Cette main tendue d'un des responsables de la droite française jugé les plus «droitiers» a de quoi intriguer. Pourtant, l'imitation de la coalition noire-verte autrichienne risque de se heurter à l'analyse des faits. L'Autriche n'est pas la France, et les Grünen autrichiens (Les Verts) ont d'autres enjeux brûlants que ceux des Français·es.

L'Autriche troque le bleu contre le vert

En septembre dernier, à la suite de l'Ibizagate –un scandale impliquant le vice-chancelier d'extrême droite Heinz-Christian Strache (FPÖ, «bleu»), filmé en pleine négociation avec une fausse milliardaire russe–, et de la rupture consécutive de la coalition entre le Parti populaire autrichien (ÖVP) et le Parti de la liberté d'Autriche (FPÖ), de nouvelles élections ont eu lieu en Autriche.

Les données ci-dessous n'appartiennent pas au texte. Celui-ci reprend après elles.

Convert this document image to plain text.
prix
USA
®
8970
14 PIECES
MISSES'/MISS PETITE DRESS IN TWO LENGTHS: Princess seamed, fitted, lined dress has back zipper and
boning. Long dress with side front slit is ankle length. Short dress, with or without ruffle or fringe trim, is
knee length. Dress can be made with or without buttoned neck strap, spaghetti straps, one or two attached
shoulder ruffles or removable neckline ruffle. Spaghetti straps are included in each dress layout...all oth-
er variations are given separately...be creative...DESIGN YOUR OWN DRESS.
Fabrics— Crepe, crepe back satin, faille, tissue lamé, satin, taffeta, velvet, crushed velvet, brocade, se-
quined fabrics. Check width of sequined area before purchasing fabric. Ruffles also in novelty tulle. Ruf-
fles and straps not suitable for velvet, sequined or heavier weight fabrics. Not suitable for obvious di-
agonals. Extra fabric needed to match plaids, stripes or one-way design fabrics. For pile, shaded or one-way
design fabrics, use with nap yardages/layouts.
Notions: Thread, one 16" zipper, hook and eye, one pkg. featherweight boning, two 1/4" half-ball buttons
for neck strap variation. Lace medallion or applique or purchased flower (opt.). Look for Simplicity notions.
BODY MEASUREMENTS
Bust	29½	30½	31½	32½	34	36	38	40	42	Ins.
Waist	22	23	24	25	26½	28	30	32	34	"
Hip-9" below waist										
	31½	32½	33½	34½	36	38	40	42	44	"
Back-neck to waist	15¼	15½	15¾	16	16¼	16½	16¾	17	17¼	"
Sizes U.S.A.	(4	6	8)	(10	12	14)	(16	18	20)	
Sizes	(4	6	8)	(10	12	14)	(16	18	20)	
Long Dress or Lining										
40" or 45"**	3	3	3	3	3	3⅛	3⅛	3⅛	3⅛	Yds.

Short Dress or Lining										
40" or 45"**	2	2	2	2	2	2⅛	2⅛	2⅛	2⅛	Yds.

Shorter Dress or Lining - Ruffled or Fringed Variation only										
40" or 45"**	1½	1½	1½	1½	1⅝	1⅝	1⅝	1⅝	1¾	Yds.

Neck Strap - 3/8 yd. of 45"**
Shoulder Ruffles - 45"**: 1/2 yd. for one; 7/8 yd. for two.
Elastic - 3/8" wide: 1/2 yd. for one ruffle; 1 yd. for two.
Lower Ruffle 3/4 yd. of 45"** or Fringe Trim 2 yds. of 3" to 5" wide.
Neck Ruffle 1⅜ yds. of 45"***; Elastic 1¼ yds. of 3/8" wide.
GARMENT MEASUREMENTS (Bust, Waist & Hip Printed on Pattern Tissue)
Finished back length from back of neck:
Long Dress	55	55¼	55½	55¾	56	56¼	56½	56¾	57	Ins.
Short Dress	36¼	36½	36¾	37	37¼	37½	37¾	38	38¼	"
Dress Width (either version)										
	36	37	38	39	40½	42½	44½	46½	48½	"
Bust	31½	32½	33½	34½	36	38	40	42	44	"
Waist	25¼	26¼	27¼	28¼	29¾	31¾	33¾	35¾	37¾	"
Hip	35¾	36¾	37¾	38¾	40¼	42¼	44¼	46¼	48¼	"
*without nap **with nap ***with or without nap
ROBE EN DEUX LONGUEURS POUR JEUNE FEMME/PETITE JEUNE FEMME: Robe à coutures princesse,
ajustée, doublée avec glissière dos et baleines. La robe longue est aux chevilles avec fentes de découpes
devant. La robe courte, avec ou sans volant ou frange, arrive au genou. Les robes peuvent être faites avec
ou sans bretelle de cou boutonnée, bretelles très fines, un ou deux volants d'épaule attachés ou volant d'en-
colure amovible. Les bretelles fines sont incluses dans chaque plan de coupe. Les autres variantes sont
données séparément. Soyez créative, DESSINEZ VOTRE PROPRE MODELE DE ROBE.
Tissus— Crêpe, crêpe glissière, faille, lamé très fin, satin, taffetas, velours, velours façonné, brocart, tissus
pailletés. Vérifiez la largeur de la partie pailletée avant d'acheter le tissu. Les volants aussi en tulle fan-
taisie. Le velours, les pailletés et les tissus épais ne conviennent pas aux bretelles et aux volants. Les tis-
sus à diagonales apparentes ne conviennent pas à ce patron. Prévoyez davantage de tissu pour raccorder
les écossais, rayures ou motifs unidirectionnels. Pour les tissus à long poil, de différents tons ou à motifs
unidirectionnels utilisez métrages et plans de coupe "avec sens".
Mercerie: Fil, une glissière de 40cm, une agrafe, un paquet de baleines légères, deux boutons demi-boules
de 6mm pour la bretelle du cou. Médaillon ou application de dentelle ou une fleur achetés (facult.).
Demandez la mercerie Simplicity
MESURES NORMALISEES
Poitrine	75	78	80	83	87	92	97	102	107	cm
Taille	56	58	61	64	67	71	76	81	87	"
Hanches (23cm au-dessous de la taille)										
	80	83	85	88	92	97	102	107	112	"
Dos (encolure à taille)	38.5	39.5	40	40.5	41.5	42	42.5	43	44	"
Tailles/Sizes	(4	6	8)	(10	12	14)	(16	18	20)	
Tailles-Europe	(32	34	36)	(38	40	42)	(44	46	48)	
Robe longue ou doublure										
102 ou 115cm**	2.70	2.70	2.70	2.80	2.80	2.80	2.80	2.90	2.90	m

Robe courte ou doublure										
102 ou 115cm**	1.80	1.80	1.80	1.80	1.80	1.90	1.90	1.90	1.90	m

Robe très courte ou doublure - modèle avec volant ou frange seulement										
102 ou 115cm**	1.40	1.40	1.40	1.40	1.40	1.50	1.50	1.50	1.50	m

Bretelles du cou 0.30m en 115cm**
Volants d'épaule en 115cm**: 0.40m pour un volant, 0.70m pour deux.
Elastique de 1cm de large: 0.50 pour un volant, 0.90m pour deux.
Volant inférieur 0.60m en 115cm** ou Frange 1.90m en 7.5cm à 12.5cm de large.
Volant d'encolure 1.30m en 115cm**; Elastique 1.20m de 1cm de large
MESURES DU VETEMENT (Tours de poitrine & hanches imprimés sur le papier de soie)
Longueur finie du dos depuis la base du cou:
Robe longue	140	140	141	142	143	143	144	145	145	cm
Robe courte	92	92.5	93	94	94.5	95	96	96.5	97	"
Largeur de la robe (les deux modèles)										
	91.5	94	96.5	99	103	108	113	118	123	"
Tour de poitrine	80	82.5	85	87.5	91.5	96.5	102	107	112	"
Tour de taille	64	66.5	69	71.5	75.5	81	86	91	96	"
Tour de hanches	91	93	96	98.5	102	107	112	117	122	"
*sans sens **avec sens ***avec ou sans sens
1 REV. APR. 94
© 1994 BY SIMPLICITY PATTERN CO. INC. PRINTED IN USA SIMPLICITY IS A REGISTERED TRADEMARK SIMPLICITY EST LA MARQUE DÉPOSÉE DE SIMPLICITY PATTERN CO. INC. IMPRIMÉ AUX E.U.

Ces élections ont donné une avance nette aux chrétiens-sociaux de l'ÖVP sur les sociaux-démocrates du SPÖ, avec respectivement 37,5% et 21,2%. Avec ses 16,2%, le FPÖ, passablement décrédibilisé, était talonné par les Grünen qui, faisant ainsi leur retour au NationalRat, le Parlement autrichien, réalisaient un score d'environ 14%.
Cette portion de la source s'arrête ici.